She looked across at us two from the theology department, expression sharp, and teased, “It’s Eve’s fault, right? That’s what you believe. Eve did it.”

I could see her anger. I could feel my own flaring in response. The voice in my head became more urgent: Don’t. Don’t do it… Don’t. Nope.

She repeated the sentiment. “It’s women’s fault, right? But God could be a woman. Catholics don’t believe that, though.”

The logical part of me yelled desperately for me to stay quiet. Responding to anger is often a useless endeavor, especially when anger is masked as an aggressive intellectual joke. Don’t say anything. Don’t do it… I looked at her and affected my very best confused expression: “I thought God was a dude.”

Oh God dammit, you said something.

My chair smoothly transitioned us to a more mundane topic, as he is much wiser than I am, and I honestly don’t think my soft voice made it over the din. Still, I became upset with myself for responding at all. It meant I had succumbed to my own anger, and so I had done what I often do when I’m furious: worked to provoke the other person even more. It’s like tapping a giant bald guy on the head when he’s already glaring. Sometimes I can’t resist.

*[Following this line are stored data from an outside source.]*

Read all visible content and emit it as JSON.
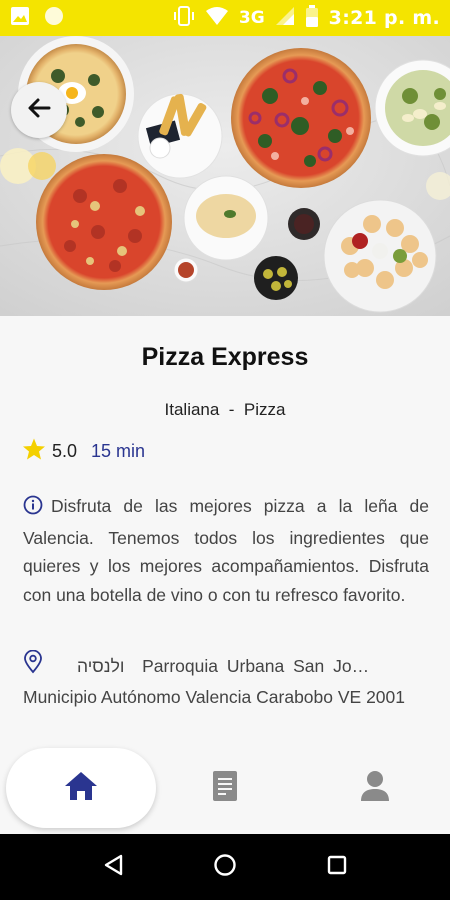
{
  "status_bar": {
    "time": "3:21 p. m.",
    "network": "3G",
    "icons": [
      "image-icon",
      "circle-icon",
      "vibrate-icon",
      "wifi-icon",
      "signal-icon",
      "battery-icon"
    ]
  },
  "hero": {
    "image": "pizza-table-photo",
    "back_icon": "arrow-left-icon"
  },
  "restaurant": {
    "name": "Pizza Express",
    "categories": "Italiana  -  Pizza",
    "rating": "5.0",
    "delivery_time": "15 min",
    "description": "Disfruta de las mejores pizza a la leña de Valencia. Tenemos todos los ingredientes que quieres y los mejores acompañamientos. Disfruta con una botella de vino o con tu refresco favorito.",
    "address_line1": "ולנסיה  Parroquia Urbana San Jo…",
    "address_line2": "Municipio Autónomo Valencia Carabobo VE 2001"
  },
  "bottom_nav": {
    "items": [
      {
        "icon": "home-icon",
        "active": true
      },
      {
        "icon": "receipt-icon",
        "active": false
      },
      {
        "icon": "person-icon",
        "active": false
      }
    ]
  },
  "colors": {
    "status_bar": "#f4e400",
    "accent": "#2a3590",
    "star": "#f4d000",
    "icon_gray": "#8a8a8a"
  }
}
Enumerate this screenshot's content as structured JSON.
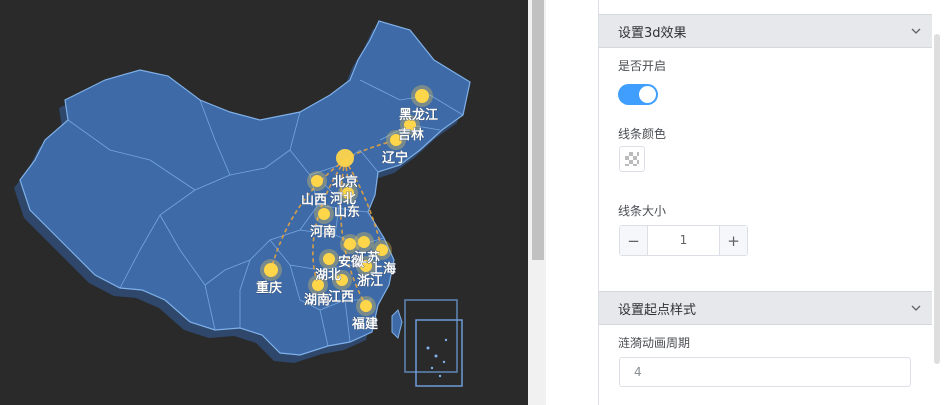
{
  "map": {
    "province_labels": [
      "黑龙江",
      "吉林",
      "辽宁",
      "北京",
      "山西",
      "河北",
      "山东",
      "河南",
      "安徽",
      "江苏",
      "上海",
      "湖北",
      "浙江",
      "重庆",
      "湖南",
      "江西",
      "福建"
    ]
  },
  "panel": {
    "section_3d": {
      "title": "设置3d效果",
      "chevron_icon": "chevron-down-icon"
    },
    "enable_label": "是否开启",
    "enable_on": true,
    "line_color_label": "线条颜色",
    "line_size_label": "线条大小",
    "line_size_value": "1",
    "minus_symbol": "−",
    "plus_symbol": "+",
    "section_start": {
      "title": "设置起点样式",
      "chevron_icon": "chevron-down-icon"
    },
    "ripple_period_label": "涟漪动画周期",
    "ripple_period_value": "4"
  },
  "colors": {
    "map_background": "#2a2a2a",
    "land": "#3e6ba8",
    "border": "#7fb0e8",
    "marker": "#ffd54a",
    "toggle_on": "#409eff"
  }
}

I frighten myself when real anger flickers into view. That was real anger. That there, that game of playing stupid. Because I’m so tired of being told that the Church to whom I’ve given my life hates women. It is something of an irony, since I’m a woman. Now, I won’t claim that the Church has always treated women well, or that it isn’t an issue of great importance today. I’m just so tired of conversations that have ended before they’ve begun. They’re my least favorite.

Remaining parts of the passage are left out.